It’s easier said than done to fit training into lives already overcrowded with responsibilities. But promising ideas are emerging. Some programs work closely with employers to provide intensive, short-term, preemployment training directly tied to specific jobs; that can allow workers to enter companies in jobs above the bottom rung, making the climb that much easier. In an alternative model, California and Minnesota are providing employers money to continue training former welfare recipients once they are on the job. Likewise, the Anne E. Casey Foundation is funding an innovative program in Seattle that places low-income women in clerical jobs and then provides them regular Saturday computer-skill sessions staffed by volunteers from Microsoft.

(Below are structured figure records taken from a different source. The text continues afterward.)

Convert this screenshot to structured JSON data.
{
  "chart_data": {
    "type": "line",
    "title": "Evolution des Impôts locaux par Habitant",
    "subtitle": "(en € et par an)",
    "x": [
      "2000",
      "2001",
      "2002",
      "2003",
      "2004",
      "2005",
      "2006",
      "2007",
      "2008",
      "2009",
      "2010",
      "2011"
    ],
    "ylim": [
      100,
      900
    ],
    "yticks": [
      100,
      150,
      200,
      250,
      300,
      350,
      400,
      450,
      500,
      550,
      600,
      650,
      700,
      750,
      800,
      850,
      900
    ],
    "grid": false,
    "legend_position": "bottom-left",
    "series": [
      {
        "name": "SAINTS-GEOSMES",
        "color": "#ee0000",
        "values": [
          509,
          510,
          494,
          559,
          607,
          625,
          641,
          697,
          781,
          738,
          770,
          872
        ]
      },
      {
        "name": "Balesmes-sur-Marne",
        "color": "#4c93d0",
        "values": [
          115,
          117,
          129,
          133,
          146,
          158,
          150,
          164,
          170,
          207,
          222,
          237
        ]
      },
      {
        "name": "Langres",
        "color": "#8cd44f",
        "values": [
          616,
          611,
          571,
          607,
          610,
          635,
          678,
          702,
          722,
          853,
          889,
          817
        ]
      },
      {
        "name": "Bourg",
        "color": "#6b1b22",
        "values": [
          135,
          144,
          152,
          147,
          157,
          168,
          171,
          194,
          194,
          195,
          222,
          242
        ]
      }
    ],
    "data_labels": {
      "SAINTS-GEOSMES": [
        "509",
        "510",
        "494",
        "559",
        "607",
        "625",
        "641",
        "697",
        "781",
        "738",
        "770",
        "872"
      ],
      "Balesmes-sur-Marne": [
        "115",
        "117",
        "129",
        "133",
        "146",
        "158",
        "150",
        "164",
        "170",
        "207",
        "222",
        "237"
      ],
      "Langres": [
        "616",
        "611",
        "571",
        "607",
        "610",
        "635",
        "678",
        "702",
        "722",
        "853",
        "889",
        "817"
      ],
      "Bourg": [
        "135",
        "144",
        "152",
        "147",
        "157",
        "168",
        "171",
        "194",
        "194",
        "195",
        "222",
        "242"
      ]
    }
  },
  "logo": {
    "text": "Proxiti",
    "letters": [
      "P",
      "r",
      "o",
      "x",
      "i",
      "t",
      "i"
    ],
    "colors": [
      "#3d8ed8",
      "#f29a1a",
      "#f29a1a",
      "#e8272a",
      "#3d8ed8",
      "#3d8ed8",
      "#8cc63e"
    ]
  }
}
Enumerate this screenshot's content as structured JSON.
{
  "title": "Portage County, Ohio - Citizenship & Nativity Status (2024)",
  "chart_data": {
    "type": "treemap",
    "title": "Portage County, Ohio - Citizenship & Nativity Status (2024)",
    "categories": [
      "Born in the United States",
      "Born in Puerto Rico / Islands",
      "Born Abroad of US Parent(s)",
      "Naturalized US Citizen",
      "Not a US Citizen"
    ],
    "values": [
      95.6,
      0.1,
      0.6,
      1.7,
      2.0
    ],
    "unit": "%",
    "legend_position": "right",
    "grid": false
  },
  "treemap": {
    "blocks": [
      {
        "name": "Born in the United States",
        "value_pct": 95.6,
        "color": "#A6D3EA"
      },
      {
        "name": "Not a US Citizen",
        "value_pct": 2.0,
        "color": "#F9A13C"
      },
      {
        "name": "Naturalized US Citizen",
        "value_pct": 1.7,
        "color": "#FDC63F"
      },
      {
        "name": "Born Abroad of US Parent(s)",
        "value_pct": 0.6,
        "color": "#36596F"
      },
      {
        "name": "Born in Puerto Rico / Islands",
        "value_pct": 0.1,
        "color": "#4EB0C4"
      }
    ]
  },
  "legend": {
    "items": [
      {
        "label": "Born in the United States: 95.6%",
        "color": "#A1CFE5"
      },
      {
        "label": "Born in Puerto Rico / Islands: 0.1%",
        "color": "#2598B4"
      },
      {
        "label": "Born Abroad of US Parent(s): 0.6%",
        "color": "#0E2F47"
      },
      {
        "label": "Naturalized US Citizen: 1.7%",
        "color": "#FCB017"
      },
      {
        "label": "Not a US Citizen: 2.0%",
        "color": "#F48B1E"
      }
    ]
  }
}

At this point, identifying the best means to help low-wage workers advance is less important than establishing a commitment to the search. Few states have done so. Yet because welfare caseloads have fallen so fast, the states are amassing a cumulative surplus of $1 billion a year in their welfare block grants. Farsighted Clinton administration regulations have given them enormous flexibility to use that money for programs that help not only former welfare recipients, but all low-income workers succeed in the work force. And employers are increasingly open to such efforts because the minuscule unemployment rate has made it much more difficult to quickly find replacements for new hires who wash out.

Add it all up, and “there will never be more of an opportunity” to help low-wage workers onto the escalator of upward mobility, says Brandon G. Roberts, a Washington-based consultant on training programs. The question now is whether we’ll seize it.